If you go to a restaurant, the chef there replaces you, if only for an evening, as the person who cooks your meals. By default, you do everything for yourself – all other interactions are acquired.

If you work for someone else, you’re replacing yourself with them as your boss. If you hire a nanny or use a daycare, you’re replacing yourself (at least some of the time) with them as the caregiver of your children.

It’s not a bad thing. But it’s a good reminder – always replace up. Always use someone better. Don’t replace just to replace. If you have to replace yourself, do it with someone you admire.

If Not, Then What?

The best thing isn’t always good. But it’s still the best thing, and that means it’ should be your choice – the thing you act upon.

The best choice may simply be the best choice of available options. A think a truly powerful person is someone who can realize that even a bad option is the best one, and take it. If your leg is caught in a bear trap and the only way to make it back to civilization is to cut it off – well, not everyone can do that. But the ones who can’t don’t survive.

So let’s say you’re presented with an option – a course of action, a path. You don’t want to do it. Then you need to answer one question:

“If not, then what?”

If you don’t have a better idea, then then even an idea you hate may be the best idea. Of course, “nothing” is one of the choices – sometimes. Imagine you’re employed, but looking for something better. A job offer comes your way, but you don’t like it. “If not, then what?” Then you stay in your current job. Your current job may be better than the offered one. Okay.

But let’s say you’re not employed at all – you have no income, bills are piling up, etc. You get that same job offer. You still don’t like it, but: “If not, then what?” Then you starve – so take the job you don’t like, and then look for a better one.

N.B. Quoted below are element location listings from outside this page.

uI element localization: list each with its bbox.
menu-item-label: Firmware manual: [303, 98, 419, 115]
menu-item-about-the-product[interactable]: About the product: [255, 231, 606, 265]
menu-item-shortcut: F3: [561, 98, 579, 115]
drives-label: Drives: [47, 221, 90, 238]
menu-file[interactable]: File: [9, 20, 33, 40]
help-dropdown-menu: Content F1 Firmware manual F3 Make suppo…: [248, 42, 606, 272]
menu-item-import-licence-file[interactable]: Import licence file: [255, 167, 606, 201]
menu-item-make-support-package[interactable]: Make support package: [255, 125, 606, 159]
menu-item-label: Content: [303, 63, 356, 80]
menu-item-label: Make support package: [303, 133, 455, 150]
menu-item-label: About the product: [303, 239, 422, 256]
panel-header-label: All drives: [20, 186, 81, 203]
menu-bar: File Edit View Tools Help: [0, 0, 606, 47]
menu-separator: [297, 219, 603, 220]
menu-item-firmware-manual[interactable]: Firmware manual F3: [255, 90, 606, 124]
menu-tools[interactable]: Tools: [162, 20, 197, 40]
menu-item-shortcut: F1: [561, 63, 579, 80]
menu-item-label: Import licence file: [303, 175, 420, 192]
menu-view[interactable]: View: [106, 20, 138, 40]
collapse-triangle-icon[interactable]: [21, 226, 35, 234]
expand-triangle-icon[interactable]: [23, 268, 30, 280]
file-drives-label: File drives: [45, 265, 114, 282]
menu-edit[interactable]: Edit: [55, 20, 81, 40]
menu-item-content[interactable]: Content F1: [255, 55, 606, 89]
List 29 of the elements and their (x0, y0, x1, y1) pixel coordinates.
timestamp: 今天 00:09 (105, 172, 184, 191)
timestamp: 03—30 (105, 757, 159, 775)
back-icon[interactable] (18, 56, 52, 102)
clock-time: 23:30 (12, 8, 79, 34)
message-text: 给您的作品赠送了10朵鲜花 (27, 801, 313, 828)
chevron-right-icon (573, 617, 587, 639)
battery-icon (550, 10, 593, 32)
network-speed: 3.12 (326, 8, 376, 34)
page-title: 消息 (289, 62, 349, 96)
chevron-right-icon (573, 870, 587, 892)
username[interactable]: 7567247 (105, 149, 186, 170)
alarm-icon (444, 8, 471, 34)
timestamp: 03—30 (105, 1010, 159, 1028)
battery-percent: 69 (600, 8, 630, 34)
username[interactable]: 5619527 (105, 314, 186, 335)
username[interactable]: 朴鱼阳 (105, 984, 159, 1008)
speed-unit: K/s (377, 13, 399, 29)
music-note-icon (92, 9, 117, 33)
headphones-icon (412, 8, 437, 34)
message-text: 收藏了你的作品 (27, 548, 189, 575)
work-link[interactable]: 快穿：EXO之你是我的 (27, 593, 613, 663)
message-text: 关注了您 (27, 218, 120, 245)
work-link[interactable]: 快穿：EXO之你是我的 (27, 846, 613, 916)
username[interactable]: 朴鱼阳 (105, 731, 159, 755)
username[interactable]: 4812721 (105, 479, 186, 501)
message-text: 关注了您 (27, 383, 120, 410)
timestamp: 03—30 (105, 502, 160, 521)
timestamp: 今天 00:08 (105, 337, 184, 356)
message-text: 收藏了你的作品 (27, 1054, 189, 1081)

I have a rule with my kids that makes me both more and less strict than a lot of typical parents. When I’m preparing dinner, I’ll get my kids’ input. I’ll say something like “I’m thinking about chicken and broccoli for dinner. What do you think?” If they say yes, great. If they say no – “If not, then what?” They have to make a suggestion. They can’t just say “no” and expect me to rattle off fifteen options until they pick one (parenting tip: they’ll never pick one). So I make my suggestion, and if they actually have a reasonable counter-offer, I’ll make it. If they say “how about ravioli instead,” then I’ll reward them for making a decision and make ravioli. But if they say “umm, I don’t know,” then they get my original offer.

That’s good training for anyone. “No” might be a complete sentence, but it’s not a complete plan for yourself. A long line of negatives and refusals won’t get you where you want to go. Your goal is movement. If you don’t like a particular direction, no problem – but if not, then what?